Bischof Zsifkovics: Christliche "Blutspende" rettet vor blutigen Ideologien
Eisenstädter Diözesanbischof als Festprediger beim "Fest des kostbaren Blutes Christi" im kroatischen Ludbreg vor 20.000 Gläubigen – Bischof Zsifkovics unter Aufgriff brisanter politischer Themen: "Ohne die christlichen und menschlichen Grundwerte der Gerechtigkeit und Wahrheit werden Frieden und Versöhnung nicht möglich sein"

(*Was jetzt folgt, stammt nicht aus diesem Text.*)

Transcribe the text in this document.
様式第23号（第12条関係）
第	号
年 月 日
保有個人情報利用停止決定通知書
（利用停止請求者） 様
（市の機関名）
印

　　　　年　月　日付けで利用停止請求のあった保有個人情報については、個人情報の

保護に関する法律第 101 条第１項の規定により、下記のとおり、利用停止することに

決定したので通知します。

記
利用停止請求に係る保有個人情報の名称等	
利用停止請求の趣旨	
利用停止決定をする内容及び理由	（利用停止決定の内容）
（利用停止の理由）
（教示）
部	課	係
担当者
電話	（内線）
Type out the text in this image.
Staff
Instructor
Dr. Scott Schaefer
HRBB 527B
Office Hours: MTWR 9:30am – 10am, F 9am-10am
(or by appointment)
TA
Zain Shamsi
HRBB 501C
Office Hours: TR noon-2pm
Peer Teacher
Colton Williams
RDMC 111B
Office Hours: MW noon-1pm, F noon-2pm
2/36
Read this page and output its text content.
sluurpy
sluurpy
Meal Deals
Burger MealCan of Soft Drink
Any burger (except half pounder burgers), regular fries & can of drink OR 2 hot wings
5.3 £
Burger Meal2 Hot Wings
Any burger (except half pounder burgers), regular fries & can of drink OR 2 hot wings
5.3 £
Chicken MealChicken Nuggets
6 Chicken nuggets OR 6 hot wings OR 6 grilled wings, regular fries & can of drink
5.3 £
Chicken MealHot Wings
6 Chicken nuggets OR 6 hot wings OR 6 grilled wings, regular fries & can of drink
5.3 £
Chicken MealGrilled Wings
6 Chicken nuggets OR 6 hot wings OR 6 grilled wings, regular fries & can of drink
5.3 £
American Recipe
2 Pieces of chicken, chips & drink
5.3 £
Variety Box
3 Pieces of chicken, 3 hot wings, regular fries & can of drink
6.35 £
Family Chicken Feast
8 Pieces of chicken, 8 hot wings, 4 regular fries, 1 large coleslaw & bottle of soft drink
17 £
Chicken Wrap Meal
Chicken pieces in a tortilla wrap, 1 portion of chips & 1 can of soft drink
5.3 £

Ludbreg – "Blutspenden können Leben retten. Die christliche Blutspende als Ausdruck für die liebende Begegnung zwischen Gott und Mensch rettet vor all den blutigen Ideologien, die so viel Unheil angerichtet haben": Das betonte Bischof Ägidius J. Zsifkovics beim großen Fest des kostbaren Blutes in der vergangenen Woche. Der Eisenstädter Diözesanbischof, der als Burgenlandkroate mit der kroatischen Kultur und Sprache eng verbunden ist und doch die perspektivische Weite eines Außenstehenden einzunehmen weiß, brachte in einer beherzten, acht Mal durch spontanen Applaus unterbrochenen Predigt auch hochbrisante politische Themen wie die Konflikte zwischen Ethnien, Kulturen und politischen Richtungen oder die Aufarbeitung der Geschichte zur Sprache.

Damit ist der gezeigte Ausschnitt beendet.